I love to help people see their value in Christ because once we understand that our potential to lead healthy lives that impact others for Christ is limitless.

This Post Has 13 Comments

  1. Crystal Twaddell

    Ashley, I can so identify with all of these habits, and I love that you’ve chosen character building goals. Sounds like a great start to a vision board!

    1. admin

      I can always use a little more character building! 😉 Thanks for stopping by, Crystal!

  2. Tara

    Congrats on moving your blog to a self hosted site. I made the move about a year ago. It feels so good to have someone managing the site but not relying on blogger or other free sites.
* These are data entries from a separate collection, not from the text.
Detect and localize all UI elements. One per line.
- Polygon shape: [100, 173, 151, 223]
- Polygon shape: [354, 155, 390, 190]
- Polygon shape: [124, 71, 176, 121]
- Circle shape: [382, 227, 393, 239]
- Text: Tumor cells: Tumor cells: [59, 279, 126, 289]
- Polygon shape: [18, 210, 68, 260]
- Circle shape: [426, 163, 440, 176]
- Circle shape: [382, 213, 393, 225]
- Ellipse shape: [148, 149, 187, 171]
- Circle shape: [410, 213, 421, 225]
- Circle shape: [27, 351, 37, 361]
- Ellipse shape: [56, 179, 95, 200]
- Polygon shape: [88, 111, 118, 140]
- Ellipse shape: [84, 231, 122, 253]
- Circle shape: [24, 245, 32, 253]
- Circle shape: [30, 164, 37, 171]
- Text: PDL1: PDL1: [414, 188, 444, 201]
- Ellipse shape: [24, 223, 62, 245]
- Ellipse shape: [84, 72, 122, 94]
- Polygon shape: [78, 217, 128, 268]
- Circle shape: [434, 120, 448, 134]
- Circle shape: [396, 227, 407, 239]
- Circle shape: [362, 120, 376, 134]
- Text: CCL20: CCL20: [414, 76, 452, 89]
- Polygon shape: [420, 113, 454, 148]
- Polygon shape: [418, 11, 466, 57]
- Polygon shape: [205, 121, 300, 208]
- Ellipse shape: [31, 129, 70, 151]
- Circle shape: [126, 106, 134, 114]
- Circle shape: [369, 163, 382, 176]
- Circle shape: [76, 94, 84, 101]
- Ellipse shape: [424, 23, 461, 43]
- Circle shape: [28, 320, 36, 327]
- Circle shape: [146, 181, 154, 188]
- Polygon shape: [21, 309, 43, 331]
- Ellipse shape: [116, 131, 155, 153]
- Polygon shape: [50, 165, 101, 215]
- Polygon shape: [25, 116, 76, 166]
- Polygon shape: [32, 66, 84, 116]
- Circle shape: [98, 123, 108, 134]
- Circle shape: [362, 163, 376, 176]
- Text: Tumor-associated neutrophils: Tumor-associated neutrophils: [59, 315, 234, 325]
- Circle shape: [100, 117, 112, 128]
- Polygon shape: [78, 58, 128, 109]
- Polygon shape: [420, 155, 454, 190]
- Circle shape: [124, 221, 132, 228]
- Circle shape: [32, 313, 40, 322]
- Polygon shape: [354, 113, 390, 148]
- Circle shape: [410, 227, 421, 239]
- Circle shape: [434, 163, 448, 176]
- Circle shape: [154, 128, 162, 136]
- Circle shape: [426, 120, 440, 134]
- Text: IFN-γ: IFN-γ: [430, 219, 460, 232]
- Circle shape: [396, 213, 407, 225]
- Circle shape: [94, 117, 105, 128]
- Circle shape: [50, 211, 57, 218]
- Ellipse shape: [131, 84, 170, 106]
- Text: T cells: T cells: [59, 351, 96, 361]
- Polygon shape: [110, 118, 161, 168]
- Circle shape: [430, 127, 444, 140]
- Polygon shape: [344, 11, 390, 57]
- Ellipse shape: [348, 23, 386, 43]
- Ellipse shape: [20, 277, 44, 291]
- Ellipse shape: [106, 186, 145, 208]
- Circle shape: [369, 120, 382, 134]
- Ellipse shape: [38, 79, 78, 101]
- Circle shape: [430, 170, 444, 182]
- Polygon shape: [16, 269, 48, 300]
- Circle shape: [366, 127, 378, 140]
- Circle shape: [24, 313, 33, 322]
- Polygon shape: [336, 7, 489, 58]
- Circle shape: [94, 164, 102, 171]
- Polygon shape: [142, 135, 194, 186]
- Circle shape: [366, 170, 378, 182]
Have a great day! Blessed to be your neighbor over at Sue’s this week.

    1. Ashley

      Thanks, Tara! Now that I’ve gotten over the initial shock and fear of breaking something, I’m pretty excited about it. Thanks for stopping by!

  3. Sue

    A thorough list! For me, a list for a lifetime not only a year. 💕I’m old. I know.

    1. admin

      That probably would have been a better name! It’ll take a lifetime to work on all of it. Thanks for stopping by, Sue!

  4. Brittany

    I share your struggle in ALL of these. I think I’d pick these out as the top 5 bad habits in my own life and add not trusting God’s plan to the list. I am so grateful that He does not give up on me in the midst of all of this and He continues to use me anyway.

    1. admin

      Yes, not trusting God’s plan is a big one! And it amazes me so many times (not in the good way) that so many things I do or all the things/ways I fear all have mistrust at the root of them. Thanks for stopping by, Brittany!